The first two sentences of the court’s analysis section are essentially the whole thing:

“The top distributors contend that under the plain language of the arbitration clauses, the aggrieved distributors agreed to arbitrate their claims against them. However, the top distributors have at least one major problem: None of them is a party to any of the distributor agreements they are attempting to invoke.”

Well, now, that does sound like a problem.

But there is one very narrow legalistic escape path — it’s called “equitable estoppel”. Courts are fond of describing equitable estoppel like this:

The signatory cannot, on the one hand, seek to hold the non-signatory liable pursuant to duties imposed by the agreement, which contains an arbitration provision, but, on the other hand, deny arbitration’s applicability because the defendant is a non-signatory.

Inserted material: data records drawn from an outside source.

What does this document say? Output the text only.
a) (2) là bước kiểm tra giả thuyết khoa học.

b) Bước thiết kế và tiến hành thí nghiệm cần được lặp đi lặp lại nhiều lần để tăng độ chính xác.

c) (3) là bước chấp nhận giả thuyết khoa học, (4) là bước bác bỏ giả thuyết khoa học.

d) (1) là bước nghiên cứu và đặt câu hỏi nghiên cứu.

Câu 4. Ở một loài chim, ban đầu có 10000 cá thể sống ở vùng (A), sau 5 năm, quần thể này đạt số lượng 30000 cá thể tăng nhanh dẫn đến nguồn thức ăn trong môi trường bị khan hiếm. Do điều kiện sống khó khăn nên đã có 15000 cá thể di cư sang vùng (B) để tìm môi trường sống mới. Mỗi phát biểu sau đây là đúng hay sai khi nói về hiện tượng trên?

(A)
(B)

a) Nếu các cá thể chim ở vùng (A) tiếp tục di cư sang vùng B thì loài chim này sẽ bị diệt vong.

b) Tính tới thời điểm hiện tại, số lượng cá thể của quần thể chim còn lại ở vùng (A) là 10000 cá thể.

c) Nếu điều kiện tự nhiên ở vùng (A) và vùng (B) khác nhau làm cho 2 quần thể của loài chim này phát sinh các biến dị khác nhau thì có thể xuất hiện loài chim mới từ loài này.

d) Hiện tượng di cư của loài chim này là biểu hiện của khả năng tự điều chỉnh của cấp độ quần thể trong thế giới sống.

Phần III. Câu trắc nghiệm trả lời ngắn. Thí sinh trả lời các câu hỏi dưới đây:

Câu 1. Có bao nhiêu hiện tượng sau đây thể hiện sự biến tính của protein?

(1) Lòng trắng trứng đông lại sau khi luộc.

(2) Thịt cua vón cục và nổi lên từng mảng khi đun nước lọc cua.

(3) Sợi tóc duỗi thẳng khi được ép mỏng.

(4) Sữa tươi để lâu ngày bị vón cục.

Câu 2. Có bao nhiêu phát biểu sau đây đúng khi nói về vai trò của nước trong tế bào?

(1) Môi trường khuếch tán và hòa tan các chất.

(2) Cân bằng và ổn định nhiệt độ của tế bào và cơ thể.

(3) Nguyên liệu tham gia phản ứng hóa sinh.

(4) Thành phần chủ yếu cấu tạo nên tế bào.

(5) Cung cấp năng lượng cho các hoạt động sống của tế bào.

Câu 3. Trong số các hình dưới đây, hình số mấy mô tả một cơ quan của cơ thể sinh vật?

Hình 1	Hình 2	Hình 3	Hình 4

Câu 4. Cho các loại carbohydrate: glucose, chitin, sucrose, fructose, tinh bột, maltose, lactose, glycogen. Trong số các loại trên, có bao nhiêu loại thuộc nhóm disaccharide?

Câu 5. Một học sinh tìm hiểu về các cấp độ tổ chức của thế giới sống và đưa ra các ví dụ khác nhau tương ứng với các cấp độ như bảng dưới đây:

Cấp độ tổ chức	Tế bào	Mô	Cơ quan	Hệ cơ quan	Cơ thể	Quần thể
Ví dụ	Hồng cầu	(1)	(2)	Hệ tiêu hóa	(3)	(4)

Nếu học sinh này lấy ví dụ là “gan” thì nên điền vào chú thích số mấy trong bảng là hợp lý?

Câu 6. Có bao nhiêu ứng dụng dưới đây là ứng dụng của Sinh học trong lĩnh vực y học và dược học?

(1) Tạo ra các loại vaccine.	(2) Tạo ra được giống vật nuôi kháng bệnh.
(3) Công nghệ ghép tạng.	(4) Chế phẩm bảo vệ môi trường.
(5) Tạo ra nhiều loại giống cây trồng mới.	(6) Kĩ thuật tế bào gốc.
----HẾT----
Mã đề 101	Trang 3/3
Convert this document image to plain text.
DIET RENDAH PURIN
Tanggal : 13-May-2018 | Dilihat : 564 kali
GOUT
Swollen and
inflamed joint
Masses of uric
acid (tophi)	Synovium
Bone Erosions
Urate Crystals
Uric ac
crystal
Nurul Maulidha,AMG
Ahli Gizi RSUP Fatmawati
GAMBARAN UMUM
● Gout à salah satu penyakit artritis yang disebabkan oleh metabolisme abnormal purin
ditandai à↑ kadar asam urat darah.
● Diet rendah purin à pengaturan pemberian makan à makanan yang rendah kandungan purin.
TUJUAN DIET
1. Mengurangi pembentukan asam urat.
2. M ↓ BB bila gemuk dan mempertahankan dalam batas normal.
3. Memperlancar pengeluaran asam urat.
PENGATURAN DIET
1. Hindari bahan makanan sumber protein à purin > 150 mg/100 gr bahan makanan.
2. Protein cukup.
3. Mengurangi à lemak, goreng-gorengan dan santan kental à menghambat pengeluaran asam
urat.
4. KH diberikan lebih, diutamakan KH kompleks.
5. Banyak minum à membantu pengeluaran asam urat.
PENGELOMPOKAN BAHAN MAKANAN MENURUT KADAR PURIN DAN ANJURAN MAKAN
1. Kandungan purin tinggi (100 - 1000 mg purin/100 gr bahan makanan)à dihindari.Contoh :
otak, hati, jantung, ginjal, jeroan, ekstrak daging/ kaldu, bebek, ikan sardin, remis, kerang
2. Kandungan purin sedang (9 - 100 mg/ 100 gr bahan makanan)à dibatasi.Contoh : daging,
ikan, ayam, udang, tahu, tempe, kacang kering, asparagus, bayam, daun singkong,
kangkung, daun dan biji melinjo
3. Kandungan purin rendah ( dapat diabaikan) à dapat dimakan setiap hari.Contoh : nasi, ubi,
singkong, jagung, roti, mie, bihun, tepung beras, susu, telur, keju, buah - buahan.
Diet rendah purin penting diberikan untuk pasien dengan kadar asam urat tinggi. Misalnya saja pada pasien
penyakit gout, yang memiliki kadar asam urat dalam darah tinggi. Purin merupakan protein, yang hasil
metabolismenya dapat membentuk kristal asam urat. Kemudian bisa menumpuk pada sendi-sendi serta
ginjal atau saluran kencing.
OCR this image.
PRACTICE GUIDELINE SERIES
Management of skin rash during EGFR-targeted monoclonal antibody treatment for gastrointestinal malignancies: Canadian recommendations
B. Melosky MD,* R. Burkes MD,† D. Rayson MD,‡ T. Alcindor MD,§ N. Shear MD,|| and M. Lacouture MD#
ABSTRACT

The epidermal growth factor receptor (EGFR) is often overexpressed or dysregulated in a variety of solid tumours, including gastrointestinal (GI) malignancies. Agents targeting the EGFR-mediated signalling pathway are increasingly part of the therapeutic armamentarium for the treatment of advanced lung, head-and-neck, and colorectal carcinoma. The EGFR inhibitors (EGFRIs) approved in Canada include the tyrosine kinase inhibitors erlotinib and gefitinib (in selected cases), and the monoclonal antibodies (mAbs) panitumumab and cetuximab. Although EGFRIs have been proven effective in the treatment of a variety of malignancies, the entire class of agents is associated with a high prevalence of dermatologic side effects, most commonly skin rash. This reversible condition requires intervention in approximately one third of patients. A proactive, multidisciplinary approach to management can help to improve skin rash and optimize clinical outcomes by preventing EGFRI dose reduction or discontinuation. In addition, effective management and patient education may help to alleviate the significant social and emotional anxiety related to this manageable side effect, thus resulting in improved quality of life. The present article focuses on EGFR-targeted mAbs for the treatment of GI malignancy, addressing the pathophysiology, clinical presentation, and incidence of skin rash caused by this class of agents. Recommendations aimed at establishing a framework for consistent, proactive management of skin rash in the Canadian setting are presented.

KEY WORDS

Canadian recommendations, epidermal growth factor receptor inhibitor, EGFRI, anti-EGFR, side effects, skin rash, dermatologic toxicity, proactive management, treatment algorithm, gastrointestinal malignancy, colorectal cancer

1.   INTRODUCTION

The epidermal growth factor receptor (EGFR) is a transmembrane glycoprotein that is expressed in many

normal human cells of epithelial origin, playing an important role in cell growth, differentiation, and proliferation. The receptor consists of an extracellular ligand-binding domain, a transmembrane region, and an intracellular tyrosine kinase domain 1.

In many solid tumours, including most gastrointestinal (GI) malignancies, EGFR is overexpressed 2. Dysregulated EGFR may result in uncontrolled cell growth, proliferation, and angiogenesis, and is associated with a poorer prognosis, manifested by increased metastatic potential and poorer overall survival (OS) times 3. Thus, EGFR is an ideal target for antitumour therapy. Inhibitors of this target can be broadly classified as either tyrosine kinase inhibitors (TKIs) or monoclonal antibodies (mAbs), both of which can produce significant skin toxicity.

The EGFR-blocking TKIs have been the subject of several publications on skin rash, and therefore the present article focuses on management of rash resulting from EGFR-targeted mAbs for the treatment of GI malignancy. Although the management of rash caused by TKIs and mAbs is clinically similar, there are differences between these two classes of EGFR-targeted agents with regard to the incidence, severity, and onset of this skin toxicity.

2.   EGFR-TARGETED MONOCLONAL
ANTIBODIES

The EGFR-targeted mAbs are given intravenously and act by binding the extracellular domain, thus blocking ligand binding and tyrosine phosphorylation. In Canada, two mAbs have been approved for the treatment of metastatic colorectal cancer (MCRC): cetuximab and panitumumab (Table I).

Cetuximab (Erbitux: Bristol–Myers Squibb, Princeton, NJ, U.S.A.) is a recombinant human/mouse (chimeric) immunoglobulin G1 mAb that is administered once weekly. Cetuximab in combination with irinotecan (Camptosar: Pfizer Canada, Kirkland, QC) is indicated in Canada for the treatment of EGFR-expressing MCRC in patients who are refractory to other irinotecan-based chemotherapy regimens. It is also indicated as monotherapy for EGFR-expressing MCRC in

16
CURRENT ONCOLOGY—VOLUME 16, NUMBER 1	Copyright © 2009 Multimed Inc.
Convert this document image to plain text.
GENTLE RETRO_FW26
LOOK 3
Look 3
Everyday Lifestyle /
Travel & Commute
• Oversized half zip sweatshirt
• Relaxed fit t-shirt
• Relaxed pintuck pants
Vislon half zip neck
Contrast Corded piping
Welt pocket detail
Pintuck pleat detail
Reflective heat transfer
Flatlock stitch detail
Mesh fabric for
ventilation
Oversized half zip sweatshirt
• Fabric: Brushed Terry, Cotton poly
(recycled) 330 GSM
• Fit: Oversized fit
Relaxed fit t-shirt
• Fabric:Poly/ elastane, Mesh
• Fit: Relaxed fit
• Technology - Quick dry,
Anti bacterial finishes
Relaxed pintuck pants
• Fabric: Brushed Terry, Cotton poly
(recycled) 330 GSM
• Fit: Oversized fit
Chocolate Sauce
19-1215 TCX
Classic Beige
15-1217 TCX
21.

It’s hard to state it simpler than that because it is not at all simple. But, you can’t sue on one provision of a contract while ignoring other provisions of the same contract.

So does a suit against top distributor “tools” businesses — a critical component of most MLMs — fall under this narrow equitable exception?

No.

Here, there is no duty in the distributor agreements to participate in the Circle of Success enterprise, so the aggrieved distributors are not seeking to hold the top distributors liable pursuant to any duties imposed by the agreements. Thus, nothing about the aggrieved distributors’ suit against the top distributors would give the district court a reason to apply equitable estoppel.

So, that’s that? Holy shit! We won and it kinda feels amazing. I think I’ll try to schedule myself for more of these wins in the future.

Meanwhile, the California case against Herbalife corporate has been steadily advancing. We have hundreds of hours of event footage; hundreds of thousands of pages of documents; and we’ve conducted fourteen depositions. I took eight of those depositions myself and was present for every second of the other six. I forced myself to watch almost all of the god awful event footage — a trauma from which I will never recover. I’ve looked at something very close to all of the documents produced in the case, and tens of thousands of documents produced in side cases.

When this case started I knew more about Herbalife than almost any other outsider in the history of the company (that’s not bragging, it’s sad). Now, I know more about Herbalife than most Herbalife insiders (sadder still). It’s totally bonkers to me that Herbalife is letting this happen… but I’m here for it.

The next round begins when we file our amended complaint against the top distributors in the Southern District of Florida at the end of October.